According to a Boston Globe article, wait times in emergency rooms have not increased as a result of a new Massachusetts policy that took effect earlier this year requiring hospitals to accept all ambulances rather than diverting them to other hospitals when their emergency rooms are overcrowded. The policy led to hospitals looking at underlying reasons for long wait times and implementing changes in response to what they found.
For example, MGH put in place a new triage system under which patients see a nurse within ½-hour of arrival and the nurse can start any needed tests. Brigham and Women’s opened up a “surge pod” where patients who are going to be admitted can be placed until a regular hospital bed opens up. According to Alice Bonner, the director of DPH’s Bureau of Quality and Safety, many hospitals are putting in place further changes throughout their institutions to reduce emergency room wait times.

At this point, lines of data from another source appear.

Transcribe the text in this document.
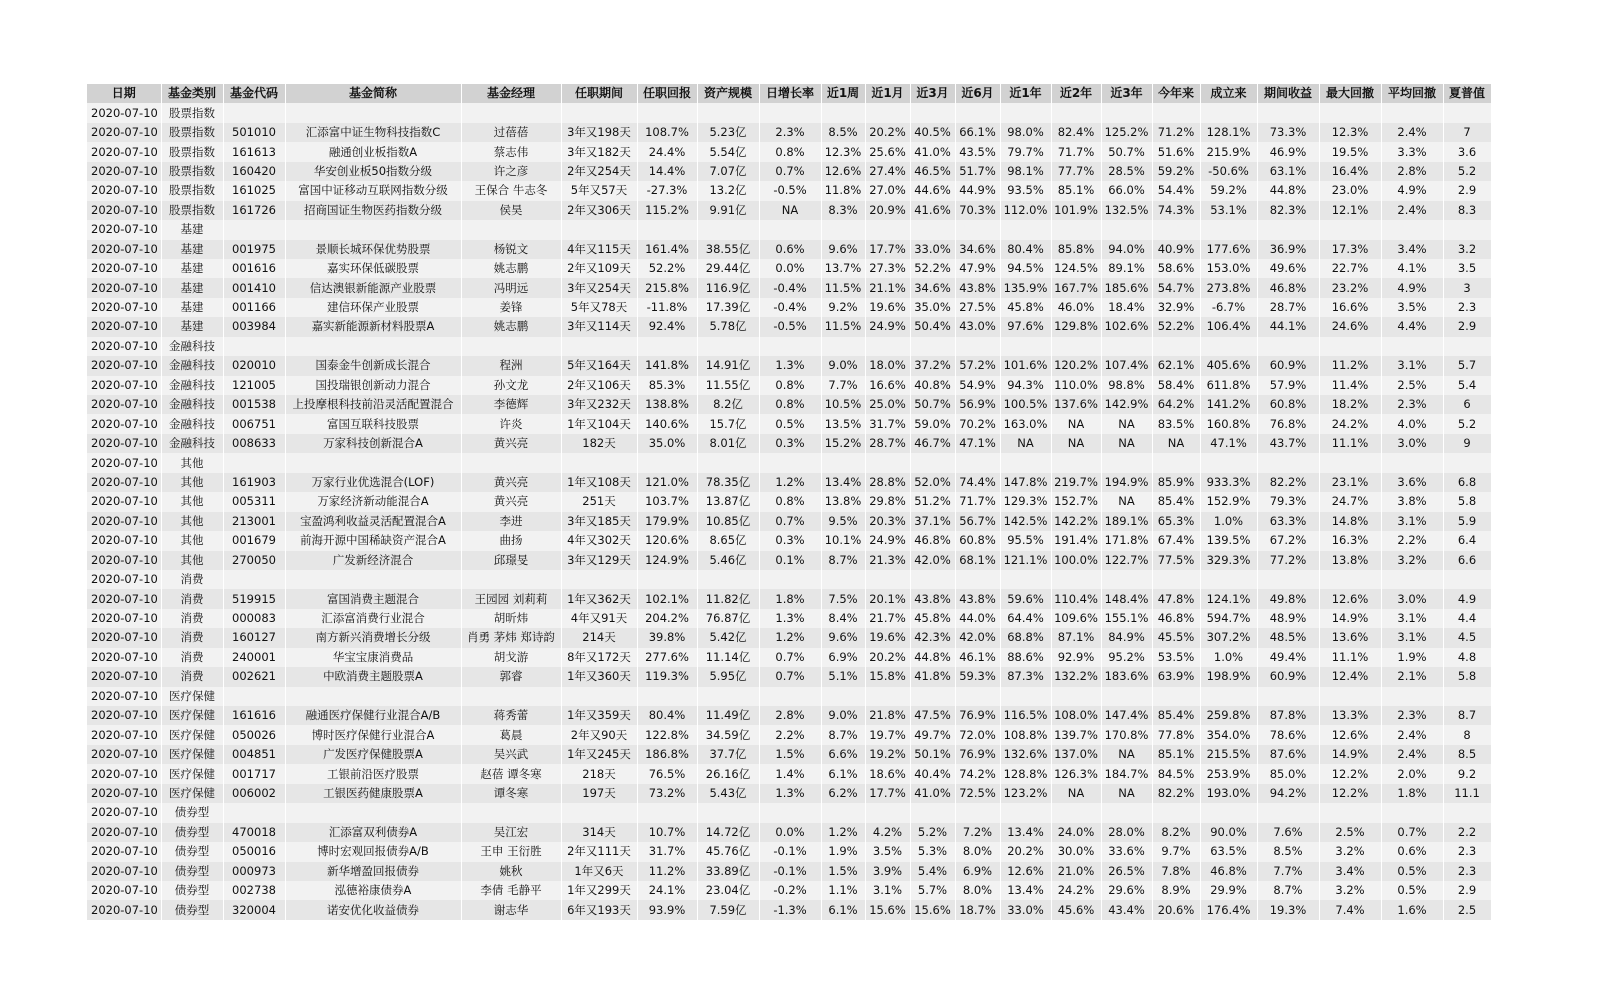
日期	基金类别	基金代码	基金简称	基金经理	任职期间	任职回报	资产规模	日增长率	近1周	近1月	近3月	近6月	近1年	近2年	近3年	今年来	成立来	期间收益	最大回撤	平均回撤	夏普值
2020-07-10	股票指数																				
2020-07-10	股票指数	501010	汇添富中证生物科技指数C	过蓓蓓	3年又198天	108.7%	5.23亿	2.3%	8.5%	20.2%	40.5%	66.1%	98.0%	82.4%	125.2%	71.2%	128.1%	73.3%	12.3%	2.4%	7
2020-07-10	股票指数	161613	融通创业板指数A	蔡志伟	3年又182天	24.4%	5.54亿	0.8%	12.3%	25.6%	41.0%	43.5%	79.7%	71.7%	50.7%	51.6%	215.9%	46.9%	19.5%	3.3%	3.6
2020-07-10	股票指数	160420	华安创业板50指数分级	许之彦	2年又254天	14.4%	7.07亿	0.7%	12.6%	27.4%	46.5%	51.7%	98.1%	77.7%	28.5%	59.2%	-50.6%	63.1%	16.4%	2.8%	5.2
2020-07-10	股票指数	161025	富国中证移动互联网指数分级	王保合 牛志冬	5年又57天	-27.3%	13.2亿	-0.5%	11.8%	27.0%	44.6%	44.9%	93.5%	85.1%	66.0%	54.4%	59.2%	44.8%	23.0%	4.9%	2.9
2020-07-10	股票指数	161726	招商国证生物医药指数分级	侯昊	2年又306天	115.2%	9.91亿	NA	8.3%	20.9%	41.6%	70.3%	112.0%	101.9%	132.5%	74.3%	53.1%	82.3%	12.1%	2.4%	8.3
2020-07-10	基建																				
2020-07-10	基建	001975	景顺长城环保优势股票	杨锐文	4年又115天	161.4%	38.55亿	0.6%	9.6%	17.7%	33.0%	34.6%	80.4%	85.8%	94.0%	40.9%	177.6%	36.9%	17.3%	3.4%	3.2
2020-07-10	基建	001616	嘉实环保低碳股票	姚志鹏	2年又109天	52.2%	29.44亿	0.0%	13.7%	27.3%	52.2%	47.9%	94.5%	124.5%	89.1%	58.6%	153.0%	49.6%	22.7%	4.1%	3.5
2020-07-10	基建	001410	信达澳银新能源产业股票	冯明远	3年又254天	215.8%	116.9亿	-0.4%	11.5%	21.1%	34.6%	43.8%	135.9%	167.7%	185.6%	54.7%	273.8%	46.8%	23.2%	4.9%	3
2020-07-10	基建	001166	建信环保产业股票	姜锋	5年又78天	-11.8%	17.39亿	-0.4%	9.2%	19.6%	35.0%	27.5%	45.8%	46.0%	18.4%	32.9%	-6.7%	28.7%	16.6%	3.5%	2.3
2020-07-10	基建	003984	嘉实新能源新材料股票A	姚志鹏	3年又114天	92.4%	5.78亿	-0.5%	11.5%	24.9%	50.4%	43.0%	97.6%	129.8%	102.6%	52.2%	106.4%	44.1%	24.6%	4.4%	2.9
2020-07-10	金融科技																				
2020-07-10	金融科技	020010	国泰金牛创新成长混合	程洲	5年又164天	141.8%	14.91亿	1.3%	9.0%	18.0%	37.2%	57.2%	101.6%	120.2%	107.4%	62.1%	405.6%	60.9%	11.2%	3.1%	5.7
2020-07-10	金融科技	121005	国投瑞银创新动力混合	孙文龙	2年又106天	85.3%	11.55亿	0.8%	7.7%	16.6%	40.8%	54.9%	94.3%	110.0%	98.8%	58.4%	611.8%	57.9%	11.4%	2.5%	5.4
2020-07-10	金融科技	001538	上投摩根科技前沿灵活配置混合	李德辉	3年又232天	138.8%	8.2亿	0.8%	10.5%	25.0%	50.7%	56.9%	100.5%	137.6%	142.9%	64.2%	141.2%	60.8%	18.2%	2.3%	6
2020-07-10	金融科技	006751	富国互联科技股票	许炎	1年又104天	140.6%	15.7亿	0.5%	13.5%	31.7%	59.0%	70.2%	163.0%	NA	NA	83.5%	160.8%	76.8%	24.2%	4.0%	5.2
2020-07-10	金融科技	008633	万家科技创新混合A	黄兴亮	182天	35.0%	8.01亿	0.3%	15.2%	28.7%	46.7%	47.1%	NA	NA	NA	NA	47.1%	43.7%	11.1%	3.0%	9
2020-07-10	其他																				
2020-07-10	其他	161903	万家行业优选混合(LOF)	黄兴亮	1年又108天	121.0%	78.35亿	1.2%	13.4%	28.8%	52.0%	74.4%	147.8%	219.7%	194.9%	85.9%	933.3%	82.2%	23.1%	3.6%	6.8
2020-07-10	其他	005311	万家经济新动能混合A	黄兴亮	251天	103.7%	13.87亿	0.8%	13.8%	29.8%	51.2%	71.7%	129.3%	152.7%	NA	85.4%	152.9%	79.3%	24.7%	3.8%	5.8
2020-07-10	其他	213001	宝盈鸿利收益灵活配置混合A	李进	3年又185天	179.9%	10.85亿	0.7%	9.5%	20.3%	37.1%	56.7%	142.5%	142.2%	189.1%	65.3%	1.0%	63.3%	14.8%	3.1%	5.9
2020-07-10	其他	001679	前海开源中国稀缺资产混合A	曲扬	4年又302天	120.6%	8.65亿	0.3%	10.1%	24.9%	46.8%	60.8%	95.5%	191.4%	171.8%	67.4%	139.5%	67.2%	16.3%	2.2%	6.4
2020-07-10	其他	270050	广发新经济混合	邱璟旻	3年又129天	124.9%	5.46亿	0.1%	8.7%	21.3%	42.0%	68.1%	121.1%	100.0%	122.7%	77.5%	329.3%	77.2%	13.8%	3.2%	6.6
2020-07-10	消费																				
2020-07-10	消费	519915	富国消费主题混合	王园园 刘莉莉	1年又362天	102.1%	11.82亿	1.8%	7.5%	20.1%	43.8%	43.8%	59.6%	110.4%	148.4%	47.8%	124.1%	49.8%	12.6%	3.0%	4.9
2020-07-10	消费	000083	汇添富消费行业混合	胡昕炜	4年又91天	204.2%	76.87亿	1.3%	8.4%	21.7%	45.8%	44.0%	64.4%	109.6%	155.1%	46.8%	594.7%	48.9%	14.9%	3.1%	4.4
2020-07-10	消费	160127	南方新兴消费增长分级	肖勇 茅炜 郑诗韵	214天	39.8%	5.42亿	1.2%	9.6%	19.6%	42.3%	42.0%	68.8%	87.1%	84.9%	45.5%	307.2%	48.5%	13.6%	3.1%	4.5
2020-07-10	消费	240001	华宝宝康消费品	胡戈游	8年又172天	277.6%	11.14亿	0.7%	6.9%	20.2%	44.8%	46.1%	88.6%	92.9%	95.2%	53.5%	1.0%	49.4%	11.1%	1.9%	4.8
2020-07-10	消费	002621	中欧消费主题股票A	郭睿	1年又360天	119.3%	5.95亿	0.7%	5.1%	15.8%	41.8%	59.3%	87.3%	132.2%	183.6%	63.9%	198.9%	60.9%	12.4%	2.1%	5.8
2020-07-10	医疗保健																				
2020-07-10	医疗保健	161616	融通医疗保健行业混合A/B	蒋秀蕾	1年又359天	80.4%	11.49亿	2.8%	9.0%	21.8%	47.5%	76.9%	116.5%	108.0%	147.4%	85.4%	259.8%	87.8%	13.3%	2.3%	8.7
2020-07-10	医疗保健	050026	博时医疗保健行业混合A	葛晨	2年又90天	122.8%	34.59亿	2.2%	8.7%	19.7%	49.7%	72.0%	108.8%	139.7%	170.8%	77.8%	354.0%	78.6%	12.6%	2.4%	8
2020-07-10	医疗保健	004851	广发医疗保健股票A	吴兴武	1年又245天	186.8%	37.7亿	1.5%	6.6%	19.2%	50.1%	76.9%	132.6%	137.0%	NA	85.1%	215.5%	87.6%	14.9%	2.4%	8.5
2020-07-10	医疗保健	001717	工银前沿医疗股票	赵蓓 谭冬寒	218天	76.5%	26.16亿	1.4%	6.1%	18.6%	40.4%	74.2%	128.8%	126.3%	184.7%	84.5%	253.9%	85.0%	12.2%	2.0%	9.2
2020-07-10	医疗保健	006002	工银医药健康股票A	谭冬寒	197天	73.2%	5.43亿	1.3%	6.2%	17.7%	41.0%	72.5%	123.2%	NA	NA	82.2%	193.0%	94.2%	12.2%	1.8%	11.1
2020-07-10	债券型																				
2020-07-10	债券型	470018	汇添富双利债券A	吴江宏	314天	10.7%	14.72亿	0.0%	1.2%	4.2%	5.2%	7.2%	13.4%	24.0%	28.0%	8.2%	90.0%	7.6%	2.5%	0.7%	2.2
2020-07-10	债券型	050016	博时宏观回报债券A/B	王申 王衍胜	2年又111天	31.7%	45.76亿	-0.1%	1.9%	3.5%	5.3%	8.0%	20.2%	30.0%	33.6%	9.7%	63.5%	8.5%	3.2%	0.6%	2.3
2020-07-10	债券型	000973	新华增盈回报债券	姚秋	1年又6天	11.2%	33.89亿	-0.1%	1.5%	3.9%	5.4%	6.9%	12.6%	21.0%	26.5%	7.8%	46.8%	7.7%	3.4%	0.5%	2.3
2020-07-10	债券型	002738	泓德裕康债券A	李倩 毛静平	1年又299天	24.1%	23.04亿	-0.2%	1.1%	3.1%	5.7%	8.0%	13.4%	24.2%	29.6%	8.9%	29.9%	8.7%	3.2%	0.5%	2.9
2020-07-10	债券型	320004	诺安优化收益债券	谢志华	6年又193天	93.9%	7.59亿	-1.3%	6.1%	15.6%	15.6%	18.7%	33.0%	45.6%	43.4%	20.6%	176.4%	19.3%	7.4%	1.6%	2.5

Later this month, DPH will start posting information on its website about emergency room length-of-stay. The postings will not identify hospitals by name. As the article details, this is an example of a policy put in place to prevent poor quality care (in this case, diverting patients to other hospitals, which can further delay treatment and may also separate patients from the location of their medical records and their usual care providers) that then led to the implementation of quality improvement practices that benefit all patients. This is the hope with all regulations that seek to improve one area of health care-that the ripple effects of the changes put in place will ultimately improve care above and beyond the initial goal.